Secretary of State John Kerry suggested that Israeli Prime Minister Benjamin Netanyahu should not discuss specific aspects of the Iranian nuclear negotiations when he appears tomorrow before a joint session of the U.S. Congress.
“[W]e are concerned by reports that suggest selective details of the ongoing negotiations will be discussed publicly in the coming days,” Kerry told reporters Monday. “I want to say clearly that doing so would make it more difficult to reach the goal that Israel and others say they share in order to get a good deal. Israel’s security is absolutely at the forefront of all of our minds, but frankly, so is the security of all the other countries in the region, so is our security in the United States. And we are very clear that as we negotiate with Iran, if we are able to reach the kind of deal that we’re hoping for, then it would have to be considered in its entirety and measured against alternatives.”
CNN reported Sunday that Netanyahu “will lay out the details of what he understands to be the nuclear agreement between world powers and Iran, hoping it will prompt lawmakers to question the administration and delay the March 24 deadline for a political agreement.”
Kerry declared that the deal he hopes to negotiate with the Iranians will ensure that t”he four pathways to a nuclear bomb have been closed off.”
“[T]hat is the task,” he said. “And we hope it is possible to get there, but there is no guarantee.”
Kerry prefaced his remarks to the press by faulting the United Nations Human Rights Council for showing “excessive bias” against Israel.

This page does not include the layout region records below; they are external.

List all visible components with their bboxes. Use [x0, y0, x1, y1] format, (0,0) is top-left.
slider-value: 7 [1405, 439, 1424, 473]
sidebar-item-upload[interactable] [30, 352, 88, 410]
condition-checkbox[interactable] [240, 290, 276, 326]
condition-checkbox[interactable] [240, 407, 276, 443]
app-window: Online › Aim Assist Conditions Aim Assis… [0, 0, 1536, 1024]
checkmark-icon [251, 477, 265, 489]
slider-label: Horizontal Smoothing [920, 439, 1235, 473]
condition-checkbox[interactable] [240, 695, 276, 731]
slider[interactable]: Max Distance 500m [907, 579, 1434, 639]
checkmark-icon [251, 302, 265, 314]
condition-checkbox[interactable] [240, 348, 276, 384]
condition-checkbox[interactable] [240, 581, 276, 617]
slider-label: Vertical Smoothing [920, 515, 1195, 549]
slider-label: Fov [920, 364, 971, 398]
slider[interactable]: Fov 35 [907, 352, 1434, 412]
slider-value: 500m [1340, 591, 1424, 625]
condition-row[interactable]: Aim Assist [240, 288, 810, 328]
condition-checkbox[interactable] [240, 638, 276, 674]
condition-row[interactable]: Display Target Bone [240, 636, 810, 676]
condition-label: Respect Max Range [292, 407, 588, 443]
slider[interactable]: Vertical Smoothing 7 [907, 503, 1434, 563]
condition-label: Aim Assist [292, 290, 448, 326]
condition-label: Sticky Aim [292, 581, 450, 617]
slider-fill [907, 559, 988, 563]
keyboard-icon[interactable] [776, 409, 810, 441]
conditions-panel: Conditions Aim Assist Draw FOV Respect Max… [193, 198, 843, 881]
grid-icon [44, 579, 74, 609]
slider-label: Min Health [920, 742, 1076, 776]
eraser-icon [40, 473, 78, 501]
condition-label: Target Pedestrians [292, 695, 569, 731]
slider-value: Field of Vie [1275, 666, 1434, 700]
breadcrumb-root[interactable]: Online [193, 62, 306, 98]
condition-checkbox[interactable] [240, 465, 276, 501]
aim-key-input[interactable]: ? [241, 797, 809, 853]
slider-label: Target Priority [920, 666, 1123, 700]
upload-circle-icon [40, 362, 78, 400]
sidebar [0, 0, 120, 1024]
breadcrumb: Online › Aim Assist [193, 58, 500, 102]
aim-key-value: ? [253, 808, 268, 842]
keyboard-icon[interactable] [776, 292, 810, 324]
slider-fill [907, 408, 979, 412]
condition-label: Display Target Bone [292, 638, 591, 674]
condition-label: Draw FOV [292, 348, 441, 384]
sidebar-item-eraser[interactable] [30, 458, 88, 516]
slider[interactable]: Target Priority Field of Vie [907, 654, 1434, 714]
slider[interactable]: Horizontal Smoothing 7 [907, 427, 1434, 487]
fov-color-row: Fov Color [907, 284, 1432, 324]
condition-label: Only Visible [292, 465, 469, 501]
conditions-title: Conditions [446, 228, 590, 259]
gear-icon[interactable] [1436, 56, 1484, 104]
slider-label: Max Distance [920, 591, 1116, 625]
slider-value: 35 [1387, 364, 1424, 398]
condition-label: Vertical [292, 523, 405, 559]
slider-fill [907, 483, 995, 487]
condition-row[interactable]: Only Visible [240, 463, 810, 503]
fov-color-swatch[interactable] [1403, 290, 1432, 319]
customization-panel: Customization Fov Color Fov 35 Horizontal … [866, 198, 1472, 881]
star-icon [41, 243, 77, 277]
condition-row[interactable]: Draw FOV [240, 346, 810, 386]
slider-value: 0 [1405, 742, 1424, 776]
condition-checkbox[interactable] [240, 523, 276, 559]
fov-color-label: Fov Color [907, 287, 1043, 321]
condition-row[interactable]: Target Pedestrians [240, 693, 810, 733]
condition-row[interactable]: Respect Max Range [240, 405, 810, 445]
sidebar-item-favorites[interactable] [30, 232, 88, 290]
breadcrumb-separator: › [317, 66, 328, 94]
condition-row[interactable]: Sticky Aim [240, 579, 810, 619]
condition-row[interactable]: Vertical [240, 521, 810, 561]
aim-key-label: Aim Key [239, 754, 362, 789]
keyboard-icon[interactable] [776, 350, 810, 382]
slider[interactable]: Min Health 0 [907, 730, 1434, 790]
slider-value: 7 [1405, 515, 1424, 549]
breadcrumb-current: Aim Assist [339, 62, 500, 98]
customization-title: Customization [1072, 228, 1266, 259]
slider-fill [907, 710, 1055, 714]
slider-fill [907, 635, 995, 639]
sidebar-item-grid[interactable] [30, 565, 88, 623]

The statement may be intended as a palliative in the currently-fraught relationship between the United States and Israel, or, at least, as political cover for an administration that reportedly threatened to intercept Israeli jets in the event that Netanyahu ordered an airstrike against Iran.
“We wanted to make it clear today that we think that that is an impediment that stands in the way of the progress that should be achieved here when we look at the wide array of the world’s ills and the many challenges that we need to speak out on with respect to human rights,” he said.